Et si jamais, et si jamais, on faisait confiance en notre justice ? Et si jamais ? Et on lui laissait faire son travail sans pression ? Ça pourrait être pas bien, ça pourrait être pas mal dans notre état de droit. Et je le dis d'autant plus que c'est quelqu'un de très concerné qui le disait il y a quelques mois, avant d'avoir les conclusions de son jugement en première instance, c'est Marine Le Pen, qui il y a deux mois et demi disait « j'ai confiance en la justice ». Alors peut-être ? Allez, on va faire confiance à Marine Le Pen et l'écouter. Faisons confiance en notre justice et laissons-la travailler.

5:38
Présentateur

Un tout dernier mot, j'aurais envie de revenir à Saint-Denis où avait lieu votre réunion hier. Il y a beaucoup, il y avait beaucoup sur scène de candidats potentiels à l'élection présidentielle quand on regarde. Gérald Darman, Gabriel Attal, Edouard Philippe, certains ont fait part de leurs intentions, d'autres non. En tout cas, il y en a beaucoup. Est-ce qu'il n'y en a pas trop, Presque-Athévenot ? Est-ce qu'il n'y a pas un danger ?

5:55
Prisca Thevenot

Vous savez, moi je suis fière de faire partie d'une famille politique Effectivement, nous avons de fortes personnalités capables de relever des défis pour notre pays et capables d'agir pour notre pays.

6:04
Présentateur

Mais est-ce que vous attendez d'Emmanuel Macron, par exemple, qu'il se prononce, qu'il fasse un choix suffisamment tôt, qu'il dise quelque chose ?

6:09
Prisca Thevenot

Ce que j'attends d'Emmanuel Macron, ça n'a pas changé depuis 2016-2017. C'est qu'il agisse pour notre pays au regard des missions qui lui ont été confiées par les Français au suffrage universel direct.
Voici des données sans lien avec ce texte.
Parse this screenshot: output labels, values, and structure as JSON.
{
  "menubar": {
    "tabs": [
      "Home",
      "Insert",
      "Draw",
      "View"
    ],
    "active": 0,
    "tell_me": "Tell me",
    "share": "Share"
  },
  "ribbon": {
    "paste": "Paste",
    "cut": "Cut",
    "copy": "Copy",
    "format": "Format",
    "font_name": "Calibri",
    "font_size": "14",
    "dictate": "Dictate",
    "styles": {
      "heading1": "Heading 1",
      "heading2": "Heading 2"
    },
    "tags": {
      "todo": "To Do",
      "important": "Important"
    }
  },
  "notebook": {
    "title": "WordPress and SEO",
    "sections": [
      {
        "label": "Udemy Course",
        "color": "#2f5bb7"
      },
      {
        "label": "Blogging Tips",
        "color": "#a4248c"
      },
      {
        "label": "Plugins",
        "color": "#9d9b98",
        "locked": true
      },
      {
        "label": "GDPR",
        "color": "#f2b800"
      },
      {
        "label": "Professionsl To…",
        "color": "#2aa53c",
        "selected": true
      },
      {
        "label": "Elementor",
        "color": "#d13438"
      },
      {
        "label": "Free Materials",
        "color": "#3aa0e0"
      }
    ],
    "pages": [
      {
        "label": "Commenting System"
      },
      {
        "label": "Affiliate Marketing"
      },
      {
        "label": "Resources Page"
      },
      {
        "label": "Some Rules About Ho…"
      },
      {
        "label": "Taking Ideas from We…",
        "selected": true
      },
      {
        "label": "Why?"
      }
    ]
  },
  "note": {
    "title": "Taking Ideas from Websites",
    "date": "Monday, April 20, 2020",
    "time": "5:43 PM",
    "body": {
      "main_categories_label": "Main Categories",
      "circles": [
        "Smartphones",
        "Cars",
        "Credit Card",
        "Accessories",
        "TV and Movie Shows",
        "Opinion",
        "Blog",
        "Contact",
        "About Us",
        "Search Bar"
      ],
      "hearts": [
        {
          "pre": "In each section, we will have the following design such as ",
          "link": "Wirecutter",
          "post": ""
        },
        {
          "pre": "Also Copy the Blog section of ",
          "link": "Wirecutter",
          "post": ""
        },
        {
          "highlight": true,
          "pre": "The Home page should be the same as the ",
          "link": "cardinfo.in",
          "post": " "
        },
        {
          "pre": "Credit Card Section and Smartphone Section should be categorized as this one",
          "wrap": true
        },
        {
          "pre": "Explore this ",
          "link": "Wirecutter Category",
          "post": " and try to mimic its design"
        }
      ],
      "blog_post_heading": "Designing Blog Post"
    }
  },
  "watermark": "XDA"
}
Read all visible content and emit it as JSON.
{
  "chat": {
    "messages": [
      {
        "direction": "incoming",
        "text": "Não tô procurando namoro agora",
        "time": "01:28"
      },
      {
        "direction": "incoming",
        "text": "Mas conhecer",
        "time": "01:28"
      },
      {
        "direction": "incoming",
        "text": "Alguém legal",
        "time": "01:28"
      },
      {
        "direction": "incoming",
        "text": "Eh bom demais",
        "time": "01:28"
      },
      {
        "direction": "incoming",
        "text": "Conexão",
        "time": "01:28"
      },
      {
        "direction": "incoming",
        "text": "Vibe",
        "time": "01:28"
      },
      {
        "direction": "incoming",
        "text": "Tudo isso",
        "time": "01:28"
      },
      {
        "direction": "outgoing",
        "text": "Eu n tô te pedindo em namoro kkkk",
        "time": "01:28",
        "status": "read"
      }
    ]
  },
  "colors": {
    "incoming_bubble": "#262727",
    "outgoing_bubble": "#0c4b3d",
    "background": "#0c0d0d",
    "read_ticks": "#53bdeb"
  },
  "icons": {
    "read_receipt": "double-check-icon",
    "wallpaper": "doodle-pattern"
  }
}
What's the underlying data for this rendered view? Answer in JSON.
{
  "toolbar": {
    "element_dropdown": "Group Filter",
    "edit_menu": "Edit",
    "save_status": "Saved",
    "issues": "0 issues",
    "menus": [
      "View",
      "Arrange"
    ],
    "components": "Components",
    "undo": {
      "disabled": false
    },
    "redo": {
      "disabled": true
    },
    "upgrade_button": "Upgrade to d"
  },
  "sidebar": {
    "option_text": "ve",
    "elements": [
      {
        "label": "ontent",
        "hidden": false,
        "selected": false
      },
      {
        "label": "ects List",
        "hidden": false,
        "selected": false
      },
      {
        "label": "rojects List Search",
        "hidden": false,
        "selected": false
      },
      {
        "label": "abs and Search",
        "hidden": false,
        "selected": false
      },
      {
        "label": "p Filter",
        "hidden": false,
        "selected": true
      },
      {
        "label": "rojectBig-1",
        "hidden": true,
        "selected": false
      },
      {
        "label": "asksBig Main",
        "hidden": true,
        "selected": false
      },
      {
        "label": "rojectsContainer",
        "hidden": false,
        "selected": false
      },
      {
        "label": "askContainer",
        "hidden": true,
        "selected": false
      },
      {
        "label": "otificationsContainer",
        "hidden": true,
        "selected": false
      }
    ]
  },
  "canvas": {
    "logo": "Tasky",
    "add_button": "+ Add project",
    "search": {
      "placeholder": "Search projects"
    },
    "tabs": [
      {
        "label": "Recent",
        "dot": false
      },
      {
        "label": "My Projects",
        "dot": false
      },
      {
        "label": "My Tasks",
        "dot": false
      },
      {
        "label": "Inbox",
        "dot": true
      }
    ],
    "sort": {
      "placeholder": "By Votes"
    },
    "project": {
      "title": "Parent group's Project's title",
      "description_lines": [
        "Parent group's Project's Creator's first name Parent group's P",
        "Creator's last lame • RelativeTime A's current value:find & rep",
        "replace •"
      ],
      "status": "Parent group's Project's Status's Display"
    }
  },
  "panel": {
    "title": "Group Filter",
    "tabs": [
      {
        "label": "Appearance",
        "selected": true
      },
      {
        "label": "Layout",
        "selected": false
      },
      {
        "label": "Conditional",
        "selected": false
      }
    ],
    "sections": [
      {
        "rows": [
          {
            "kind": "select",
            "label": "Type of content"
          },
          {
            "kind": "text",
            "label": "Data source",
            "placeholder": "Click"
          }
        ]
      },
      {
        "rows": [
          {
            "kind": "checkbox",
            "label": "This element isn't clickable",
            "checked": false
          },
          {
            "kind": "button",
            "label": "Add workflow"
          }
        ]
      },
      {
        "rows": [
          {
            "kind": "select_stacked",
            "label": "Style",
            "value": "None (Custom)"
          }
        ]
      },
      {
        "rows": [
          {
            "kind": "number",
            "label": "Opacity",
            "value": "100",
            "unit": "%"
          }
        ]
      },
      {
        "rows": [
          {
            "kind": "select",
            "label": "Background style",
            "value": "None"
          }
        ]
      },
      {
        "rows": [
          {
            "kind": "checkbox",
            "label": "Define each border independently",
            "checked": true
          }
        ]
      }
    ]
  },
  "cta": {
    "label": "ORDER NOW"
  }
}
Emmanuel Macron est le président de la France et à ce titre-là, il est là pour agir pour les Français. Et vous l'avez rappelé en début d'interview, notamment avec le contexte international et européen que nous connaissons.

6:28
Présentateur

Merci beaucoup Madame Théves d'en avoir été avec vous.

6:30
Prisca Thevenot

Merci à vous.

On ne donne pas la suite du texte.